We discuss a data export tool for Kubernetes:
Data Export Tool:
When Applications are hosted on Kubernetes, they choose to persist their state using persistent volumes. The data stored on these volumes is available between application restarts. The storageclass which provides storage for these persistent volumes will be external to the pods and the container on which the application is running. When the tier 2 storage is nfs, the persistent volumes appear as mounted file system and this is usable with all standard shell tools including those for backup and export such as duplicity. The backups usually exist together with the source and as another persistent volume which can then be exposed to users via curl requests. Therefore, there is a two-part separation – one which involves an extract-transform-load between a source and destination and another that relays the prepared data to the customer.
Both can take arbitrary amount of data and prolonged processing. In the Kubernetes world, with arbitrary lifetime of pods and containers, this kind of processing becomes prone to failures. It is this special consideration that sets apart the application logic from traditional data export techniques. The ETL may be written in Java but a Kubernetes Job will need to be specified in the operator code base so that the jobs can be launched on user demand and survive all the interruptions and movements possible in the control plane of Kubernetes.
Kubernetes jobs run to completion. It creates one or more pods and as the pods complete, the job tracks the completions. The job has ownership of the pods so the pods will be cleaned up when the jobs are deleted. The job spec can be used to describe the job and usually requires the pod template, apiVersion, kind and metadata fields. The selector field is optional.  Jobs may be sequential, parallel with a fixed completion count and parallel jobs as in a work queue – all of which are suitable for multi-part export of data.
Data Export from the Kubernetes data plane can be ensured to be on demand and associated with a corresponding K8s resource – custom or standard for visibility in the control plane.
An alternative technique to this solution is to enable a multipart download REST API that exposes the filesystem or S3 storage directly. This kind of pattern keeps the data transfer out of the Kubernetes control plane and exposed only internally which is then used from the user interface.
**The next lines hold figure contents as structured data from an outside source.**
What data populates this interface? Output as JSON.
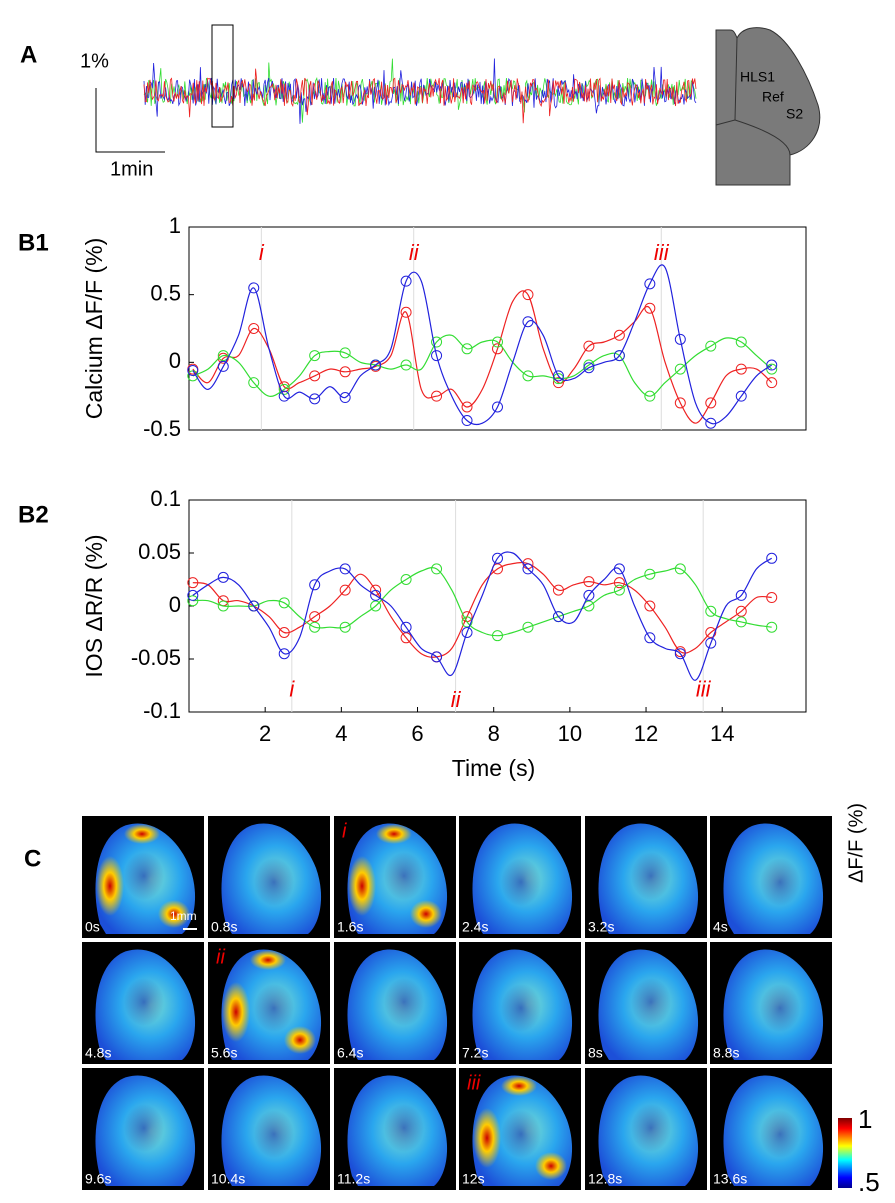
{
  "panel_labels": [
    "A",
    "B1",
    "B2",
    "C"
  ],
  "panel_a": {
    "scale_y": "1%",
    "scale_x": "1min",
    "traces": [
      {
        "name": "HLS1",
        "color": "#ee2222"
      },
      {
        "name": "Ref",
        "color": "#33dd33"
      },
      {
        "name": "S2",
        "color": "#2222dd"
      }
    ]
  },
  "chart_data": [
    {
      "type": "line",
      "ylabel": "Calcium ΔF/F (%)",
      "xlim": [
        0,
        16.2
      ],
      "ylim": [
        -0.5,
        1
      ],
      "yticks": [
        -0.5,
        0,
        0.5,
        1
      ],
      "x": [
        0.1,
        0.5,
        0.9,
        1.3,
        1.7,
        2.1,
        2.5,
        2.9,
        3.3,
        3.7,
        4.1,
        4.5,
        4.9,
        5.3,
        5.7,
        6.1,
        6.5,
        6.9,
        7.3,
        7.7,
        8.1,
        8.5,
        8.9,
        9.3,
        9.7,
        10.1,
        10.5,
        10.9,
        11.3,
        11.7,
        12.1,
        12.5,
        12.9,
        13.3,
        13.7,
        14.1,
        14.5,
        14.9,
        15.3
      ],
      "series": [
        {
          "color": "#ee2222",
          "values": [
            -0.05,
            -0.15,
            0.03,
            0.05,
            0.25,
            0.1,
            -0.18,
            -0.15,
            -0.1,
            -0.05,
            -0.07,
            -0.05,
            -0.03,
            0.05,
            0.37,
            -0.2,
            -0.25,
            -0.2,
            -0.33,
            -0.2,
            0.1,
            0.45,
            0.5,
            0.1,
            -0.15,
            -0.05,
            0.12,
            0.15,
            0.2,
            0.3,
            0.4,
            0.0,
            -0.3,
            -0.45,
            -0.3,
            -0.1,
            -0.05,
            -0.05,
            -0.15
          ]
        },
        {
          "color": "#33dd33",
          "values": [
            -0.1,
            -0.05,
            0.05,
            0.0,
            -0.15,
            -0.25,
            -0.2,
            -0.1,
            0.05,
            0.08,
            0.07,
            0.0,
            -0.02,
            -0.05,
            -0.02,
            -0.05,
            0.15,
            0.2,
            0.1,
            0.15,
            0.15,
            0.0,
            -0.1,
            -0.1,
            -0.12,
            -0.1,
            -0.02,
            0.05,
            0.05,
            -0.15,
            -0.25,
            -0.15,
            -0.05,
            0.05,
            0.12,
            0.18,
            0.15,
            0.05,
            -0.05
          ]
        },
        {
          "color": "#2222dd",
          "values": [
            -0.06,
            -0.2,
            -0.03,
            0.2,
            0.55,
            0.1,
            -0.25,
            -0.22,
            -0.27,
            -0.18,
            -0.26,
            -0.1,
            -0.02,
            0.1,
            0.6,
            0.6,
            0.05,
            -0.25,
            -0.43,
            -0.45,
            -0.33,
            0.0,
            0.3,
            0.2,
            -0.1,
            -0.12,
            -0.04,
            0.0,
            0.05,
            0.3,
            0.58,
            0.7,
            0.17,
            -0.3,
            -0.45,
            -0.4,
            -0.25,
            -0.1,
            -0.02
          ]
        }
      ],
      "annotations": [
        {
          "text": "i",
          "x": 1.9,
          "y": 0.8
        },
        {
          "text": "ii",
          "x": 5.9,
          "y": 0.8
        },
        {
          "text": "iii",
          "x": 12.4,
          "y": 0.8
        }
      ]
    },
    {
      "type": "line",
      "ylabel": "IOS ΔR/R (%)",
      "xlabel": "Time (s)",
      "xlim": [
        0,
        16.2
      ],
      "ylim": [
        -0.1,
        0.1
      ],
      "xticks": [
        2,
        4,
        6,
        8,
        10,
        12,
        14
      ],
      "yticks": [
        -0.1,
        -0.05,
        0,
        0.05,
        0.1
      ],
      "x": [
        0.1,
        0.5,
        0.9,
        1.3,
        1.7,
        2.1,
        2.5,
        2.9,
        3.3,
        3.7,
        4.1,
        4.5,
        4.9,
        5.3,
        5.7,
        6.1,
        6.5,
        6.9,
        7.3,
        7.7,
        8.1,
        8.5,
        8.9,
        9.3,
        9.7,
        10.1,
        10.5,
        10.9,
        11.3,
        11.7,
        12.1,
        12.5,
        12.9,
        13.3,
        13.7,
        14.1,
        14.5,
        14.9,
        15.3
      ],
      "series": [
        {
          "color": "#ee2222",
          "values": [
            0.022,
            0.02,
            0.005,
            0.005,
            0.0,
            -0.01,
            -0.025,
            -0.02,
            -0.01,
            0.0,
            0.015,
            0.03,
            0.015,
            -0.01,
            -0.03,
            -0.045,
            -0.048,
            -0.04,
            -0.01,
            0.02,
            0.035,
            0.04,
            0.04,
            0.03,
            0.015,
            0.02,
            0.023,
            0.02,
            0.022,
            0.015,
            0.0,
            -0.02,
            -0.043,
            -0.04,
            -0.025,
            -0.015,
            -0.005,
            0.008,
            0.008
          ]
        },
        {
          "color": "#33dd33",
          "values": [
            0.005,
            0.005,
            0.0,
            0.0,
            0.0,
            0.005,
            0.003,
            -0.01,
            -0.02,
            -0.02,
            -0.02,
            -0.01,
            0.0,
            0.015,
            0.025,
            0.033,
            0.035,
            0.015,
            -0.015,
            -0.025,
            -0.028,
            -0.025,
            -0.02,
            -0.015,
            -0.01,
            -0.005,
            0.0,
            0.01,
            0.015,
            0.025,
            0.03,
            0.033,
            0.035,
            0.02,
            -0.005,
            -0.012,
            -0.015,
            -0.018,
            -0.02
          ]
        },
        {
          "color": "#2222dd",
          "values": [
            0.01,
            0.02,
            0.027,
            0.02,
            0.0,
            -0.02,
            -0.045,
            -0.03,
            0.02,
            0.033,
            0.035,
            0.02,
            0.01,
            0.0,
            -0.02,
            -0.04,
            -0.048,
            -0.065,
            -0.025,
            0.01,
            0.045,
            0.05,
            0.035,
            0.02,
            -0.01,
            -0.015,
            0.01,
            0.025,
            0.035,
            0.0,
            -0.03,
            -0.04,
            -0.045,
            -0.07,
            -0.035,
            0.0,
            0.01,
            0.035,
            0.045
          ]
        }
      ],
      "annotations": [
        {
          "text": "i",
          "x": 2.7,
          "y": -0.08
        },
        {
          "text": "ii",
          "x": 7.0,
          "y": -0.09
        },
        {
          "text": "iii",
          "x": 13.5,
          "y": -0.08
        }
      ]
    }
  ],
  "panel_c": {
    "frames": [
      {
        "time": "0s"
      },
      {
        "time": "0.8s"
      },
      {
        "time": "1.6s",
        "marker": "i"
      },
      {
        "time": "2.4s"
      },
      {
        "time": "3.2s"
      },
      {
        "time": "4s"
      },
      {
        "time": "4.8s"
      },
      {
        "time": "5.6s",
        "marker": "ii"
      },
      {
        "time": "6.4s"
      },
      {
        "time": "7.2s"
      },
      {
        "time": "8s"
      },
      {
        "time": "8.8s"
      },
      {
        "time": "9.6s"
      },
      {
        "time": "10.4s"
      },
      {
        "time": "11.2s"
      },
      {
        "time": "12s",
        "marker": "iii"
      },
      {
        "time": "12.8s"
      },
      {
        "time": "13.6s"
      }
    ],
    "scale_bar": "1mm",
    "colorbar": {
      "label": "ΔF/F (%)",
      "range": [
        0.5,
        1
      ],
      "ticks": [
        {
          "value": 0.5,
          "label": ".5"
        },
        1
      ]
    }
  }
}
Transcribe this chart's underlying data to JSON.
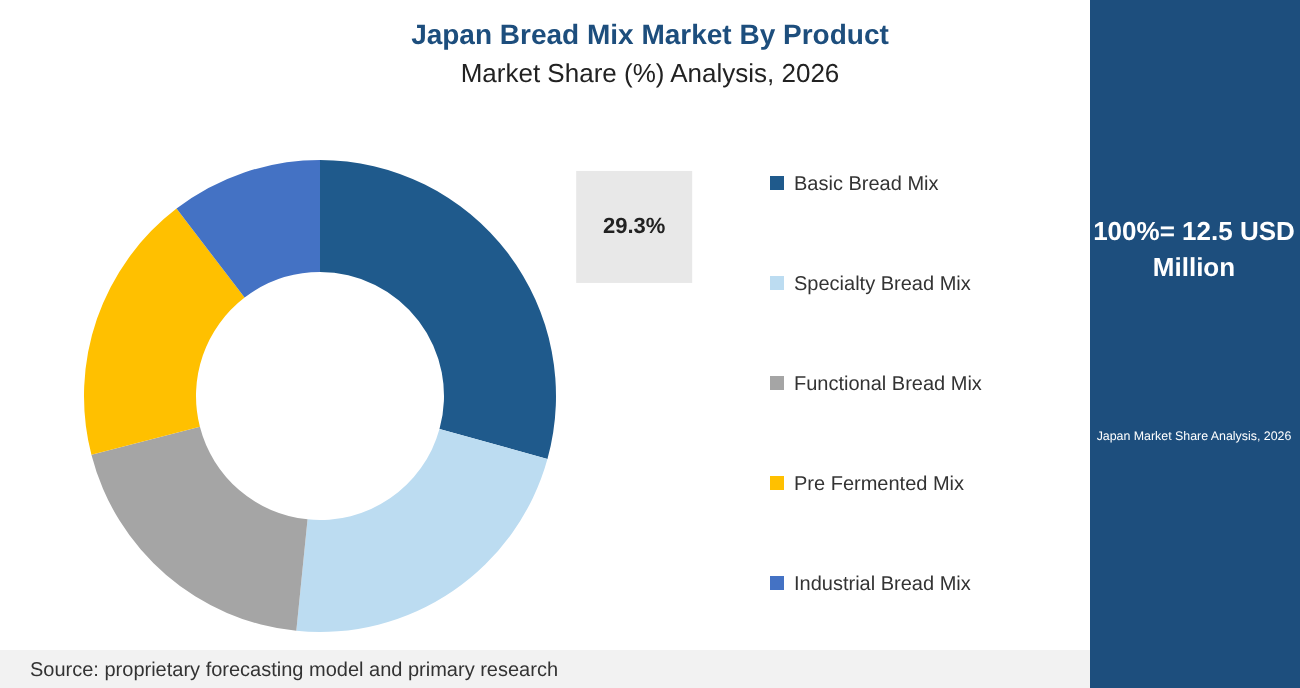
{
  "chart_data": {
    "type": "donut",
    "title": "Japan Bread Mix Market By Product",
    "subtitle": "Market Share (%) Analysis, 2026",
    "categories": [
      "Basic Bread Mix",
      "Specialty Bread Mix",
      "Functional Bread Mix",
      "Pre Fermented Mix",
      "Industrial Bread Mix"
    ],
    "values": [
      29.3,
      22.3,
      19.4,
      18.6,
      10.4
    ],
    "colors": [
      "#1f5a8c",
      "#bcdcf1",
      "#a5a5a5",
      "#ffc000",
      "#4472c4"
    ],
    "value_labels": [
      "29.3%",
      null,
      null,
      null,
      null
    ],
    "legend": "right",
    "annotations": [
      "Source: proprietary forecasting model and primary research",
      "100%= 12.5 USD Million",
      "Japan Market Share Analysis, 2026"
    ]
  }
}
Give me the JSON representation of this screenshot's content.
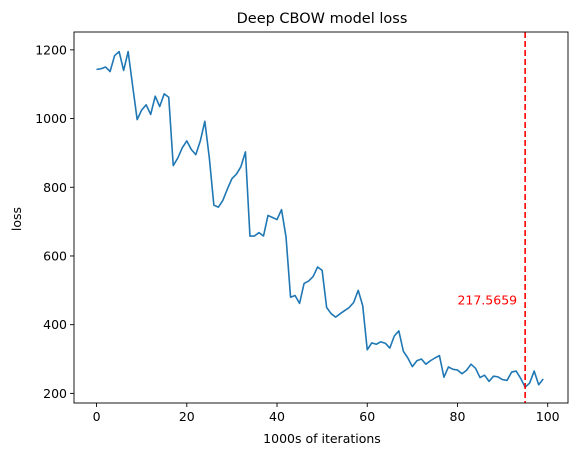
{
  "chart_data": {
    "type": "line",
    "title": "Deep CBOW model loss",
    "xlabel": "1000s of iterations",
    "ylabel": "loss",
    "xlim": [
      -5,
      104.5
    ],
    "ylim": [
      172,
      1252
    ],
    "xticks": [
      0,
      20,
      40,
      60,
      80,
      100
    ],
    "xtick_labels": [
      "0",
      "20",
      "40",
      "60",
      "80",
      "100"
    ],
    "yticks": [
      200,
      400,
      600,
      800,
      1000,
      1200
    ],
    "ytick_labels": [
      "200",
      "400",
      "600",
      "800",
      "1000",
      "1200"
    ],
    "grid": false,
    "legend": "none",
    "series": [
      {
        "color": "#1f77b4",
        "x": [
          0,
          1,
          2,
          3,
          4,
          5,
          6,
          7,
          8,
          9,
          10,
          11,
          12,
          13,
          14,
          15,
          16,
          17,
          18,
          19,
          20,
          21,
          22,
          23,
          24,
          25,
          26,
          27,
          28,
          29,
          30,
          31,
          32,
          33,
          34,
          35,
          36,
          37,
          38,
          39,
          40,
          41,
          42,
          43,
          44,
          45,
          46,
          47,
          48,
          49,
          50,
          51,
          52,
          53,
          54,
          55,
          56,
          57,
          58,
          59,
          60,
          61,
          62,
          63,
          64,
          65,
          66,
          67,
          68,
          69,
          70,
          71,
          72,
          73,
          74,
          75,
          76,
          77,
          78,
          79,
          80,
          81,
          82,
          83,
          84,
          85,
          86,
          87,
          88,
          89,
          90,
          91,
          92,
          93,
          94,
          95,
          96,
          97,
          98,
          99
        ],
        "y": [
          1143,
          1145,
          1150,
          1137,
          1183,
          1195,
          1140,
          1195,
          1095,
          997,
          1025,
          1040,
          1012,
          1065,
          1035,
          1072,
          1062,
          863,
          885,
          915,
          935,
          910,
          895,
          935,
          992,
          885,
          748,
          742,
          762,
          795,
          825,
          838,
          860,
          903,
          658,
          658,
          668,
          658,
          718,
          712,
          706,
          735,
          655,
          480,
          485,
          462,
          520,
          527,
          540,
          568,
          558,
          450,
          432,
          422,
          432,
          441,
          450,
          465,
          500,
          455,
          327,
          347,
          343,
          350,
          346,
          332,
          367,
          382,
          323,
          303,
          278,
          295,
          300,
          285,
          295,
          303,
          310,
          247,
          277,
          270,
          268,
          257,
          267,
          285,
          273,
          246,
          253,
          235,
          250,
          248,
          240,
          238,
          262,
          265,
          244,
          218,
          230,
          265,
          225,
          242
        ]
      }
    ],
    "vline": {
      "x": 95,
      "color": "#ff0000",
      "style": "dashed"
    },
    "annotations": [
      {
        "text": "217.5659",
        "x": 80,
        "y": 470,
        "color": "#ff0000"
      }
    ]
  }
}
The benefits of this technique is that the actions are tied to the user interface-based authentication and all actions are on –demand. The trade-off is that the user interface has to relay the api call to another pod and it does not work for long downloads without interruptions.
Regardless of the preparation of the data to be streamed to the client behind an api call, it is better to not require relays in the data transfer. The api call is useful to make the request for the perpared data to be on demand and the implementation can scale to as many requests as necessary.